About Earligrande Peach Trees
Growing Earligrande peaches is ideal for anyone in a hot climate. This tree does especially well in desert environments like Arizona and southern California. The chill requirement is just 300 hours under 45 degrees Fahrenheit (7 C.) and it will not tolerate very cold winters or even the hint of a late frost in spring. The Earligrande peach fruit is medium in size and semi-freestone. The flesh is yellow, firm, and sweet with the characteristic mild peachy tartness. You can enjoy Earligrande right off the tree, fresh and juicy. It is also a good peach for preserving and cooking.

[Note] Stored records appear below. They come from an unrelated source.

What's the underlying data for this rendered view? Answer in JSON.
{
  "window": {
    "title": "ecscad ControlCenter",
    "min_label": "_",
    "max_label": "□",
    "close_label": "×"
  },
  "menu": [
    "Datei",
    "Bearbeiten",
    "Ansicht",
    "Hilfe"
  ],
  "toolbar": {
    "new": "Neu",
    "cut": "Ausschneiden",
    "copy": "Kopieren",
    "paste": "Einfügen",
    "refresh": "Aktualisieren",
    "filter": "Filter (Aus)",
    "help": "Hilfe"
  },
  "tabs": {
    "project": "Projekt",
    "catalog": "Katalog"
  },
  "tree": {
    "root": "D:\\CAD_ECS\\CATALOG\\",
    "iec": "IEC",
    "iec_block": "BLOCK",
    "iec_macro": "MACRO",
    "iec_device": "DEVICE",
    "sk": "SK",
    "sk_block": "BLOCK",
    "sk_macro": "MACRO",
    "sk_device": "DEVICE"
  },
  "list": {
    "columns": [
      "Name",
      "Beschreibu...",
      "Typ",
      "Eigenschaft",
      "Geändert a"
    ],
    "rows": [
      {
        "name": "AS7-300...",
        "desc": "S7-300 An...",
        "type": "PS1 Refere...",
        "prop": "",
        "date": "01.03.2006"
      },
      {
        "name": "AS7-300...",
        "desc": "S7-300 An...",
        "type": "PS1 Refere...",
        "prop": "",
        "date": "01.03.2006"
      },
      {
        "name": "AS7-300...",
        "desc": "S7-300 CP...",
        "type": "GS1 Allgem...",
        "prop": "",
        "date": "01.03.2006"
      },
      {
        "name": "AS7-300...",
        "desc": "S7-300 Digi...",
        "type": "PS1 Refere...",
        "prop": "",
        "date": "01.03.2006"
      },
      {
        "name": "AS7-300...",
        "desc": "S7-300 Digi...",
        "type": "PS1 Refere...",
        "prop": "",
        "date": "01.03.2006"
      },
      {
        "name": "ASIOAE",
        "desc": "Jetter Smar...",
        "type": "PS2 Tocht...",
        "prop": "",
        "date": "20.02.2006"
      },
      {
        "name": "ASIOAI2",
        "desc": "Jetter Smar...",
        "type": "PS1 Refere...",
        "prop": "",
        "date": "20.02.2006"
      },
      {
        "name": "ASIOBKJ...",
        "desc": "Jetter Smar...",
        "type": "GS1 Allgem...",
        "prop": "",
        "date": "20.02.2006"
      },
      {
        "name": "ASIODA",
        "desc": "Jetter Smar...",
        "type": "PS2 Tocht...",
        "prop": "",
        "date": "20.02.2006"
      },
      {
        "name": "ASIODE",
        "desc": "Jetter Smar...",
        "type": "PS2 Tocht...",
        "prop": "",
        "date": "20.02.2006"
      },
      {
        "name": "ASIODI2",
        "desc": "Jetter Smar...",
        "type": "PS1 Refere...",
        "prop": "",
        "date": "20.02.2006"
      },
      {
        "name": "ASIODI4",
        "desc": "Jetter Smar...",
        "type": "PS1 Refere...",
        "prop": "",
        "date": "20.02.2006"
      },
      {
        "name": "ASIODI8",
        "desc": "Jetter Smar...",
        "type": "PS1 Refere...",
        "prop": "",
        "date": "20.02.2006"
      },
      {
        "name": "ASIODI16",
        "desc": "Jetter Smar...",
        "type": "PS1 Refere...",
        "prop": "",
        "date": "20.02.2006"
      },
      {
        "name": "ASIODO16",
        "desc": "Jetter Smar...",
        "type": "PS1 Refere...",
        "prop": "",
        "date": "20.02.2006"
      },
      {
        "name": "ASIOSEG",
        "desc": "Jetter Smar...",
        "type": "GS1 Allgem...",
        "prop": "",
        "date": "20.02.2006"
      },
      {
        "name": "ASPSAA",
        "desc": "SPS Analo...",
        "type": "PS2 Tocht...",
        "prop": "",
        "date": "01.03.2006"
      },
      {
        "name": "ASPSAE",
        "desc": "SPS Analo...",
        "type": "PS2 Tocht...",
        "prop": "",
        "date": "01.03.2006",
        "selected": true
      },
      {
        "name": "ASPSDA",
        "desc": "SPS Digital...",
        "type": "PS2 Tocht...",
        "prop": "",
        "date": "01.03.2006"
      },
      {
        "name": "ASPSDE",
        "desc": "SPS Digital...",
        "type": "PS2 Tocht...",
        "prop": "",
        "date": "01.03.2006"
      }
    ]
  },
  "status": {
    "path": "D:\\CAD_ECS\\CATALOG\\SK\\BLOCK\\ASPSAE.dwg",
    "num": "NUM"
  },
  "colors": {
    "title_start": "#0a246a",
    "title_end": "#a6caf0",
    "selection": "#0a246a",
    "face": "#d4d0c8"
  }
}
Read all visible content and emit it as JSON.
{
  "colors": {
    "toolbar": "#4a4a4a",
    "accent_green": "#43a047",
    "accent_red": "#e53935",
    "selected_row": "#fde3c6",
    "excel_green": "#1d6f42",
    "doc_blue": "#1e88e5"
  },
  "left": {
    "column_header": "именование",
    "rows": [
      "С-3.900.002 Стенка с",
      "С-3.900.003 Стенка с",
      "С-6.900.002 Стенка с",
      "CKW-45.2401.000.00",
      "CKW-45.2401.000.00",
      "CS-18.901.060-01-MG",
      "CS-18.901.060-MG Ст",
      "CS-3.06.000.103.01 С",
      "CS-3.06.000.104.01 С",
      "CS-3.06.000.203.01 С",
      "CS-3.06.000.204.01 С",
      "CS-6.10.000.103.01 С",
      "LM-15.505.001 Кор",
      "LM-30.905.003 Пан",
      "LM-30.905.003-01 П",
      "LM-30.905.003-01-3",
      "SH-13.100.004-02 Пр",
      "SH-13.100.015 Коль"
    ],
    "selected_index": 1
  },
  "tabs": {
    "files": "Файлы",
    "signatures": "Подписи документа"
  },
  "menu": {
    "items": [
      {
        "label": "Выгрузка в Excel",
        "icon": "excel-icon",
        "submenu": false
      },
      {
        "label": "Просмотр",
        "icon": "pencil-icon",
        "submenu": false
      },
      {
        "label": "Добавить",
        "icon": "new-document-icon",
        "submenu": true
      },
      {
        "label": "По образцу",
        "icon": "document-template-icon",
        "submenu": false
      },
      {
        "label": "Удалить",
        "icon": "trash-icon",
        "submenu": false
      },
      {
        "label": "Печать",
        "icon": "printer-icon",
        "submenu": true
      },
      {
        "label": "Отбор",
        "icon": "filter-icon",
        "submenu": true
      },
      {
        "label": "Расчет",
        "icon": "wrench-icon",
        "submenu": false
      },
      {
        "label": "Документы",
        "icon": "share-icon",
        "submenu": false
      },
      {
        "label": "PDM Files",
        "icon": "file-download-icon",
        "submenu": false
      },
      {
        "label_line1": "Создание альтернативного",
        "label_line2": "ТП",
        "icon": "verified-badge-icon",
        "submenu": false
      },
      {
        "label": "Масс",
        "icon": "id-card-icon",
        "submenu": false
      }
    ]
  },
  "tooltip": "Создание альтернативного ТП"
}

Care of Earligrande Peaches
This is a great variety to grow if you live in the right type of environment. Earligrande peach care is easier than caring for some other types of peach trees and is self-fertile. You will get fruit without having an additional peach tree nearby for pollination. The tree is not small, growing up and out to about 20 to 25 feet (6-7.5 m.), but with the need for just one tree it works in many yards. Your Earligrande tree will need enough space to grow, plenty of direct sunlight, and well-drained soil. You may need to fertilize the tree regularly, but check the quality of your soil first. Watering in the first growing season is important to help the tree establish good roots. Later, you will only need to water occasionally. This tree only has moderate water needs. Expect your Earligrande to produce abundantly, but it is important to keep it healthy and productive by regular pruning. You need to keep its shape with yearly trimming and also make sure the branches are not crowded and you have good airflow through them. This will help prevent disease. The tree will give you pretty, fragrant pink flowers in early to mid spring. Then, as early as late spring, you can expect to begin harvesting ripe, juicy and delicious peaches.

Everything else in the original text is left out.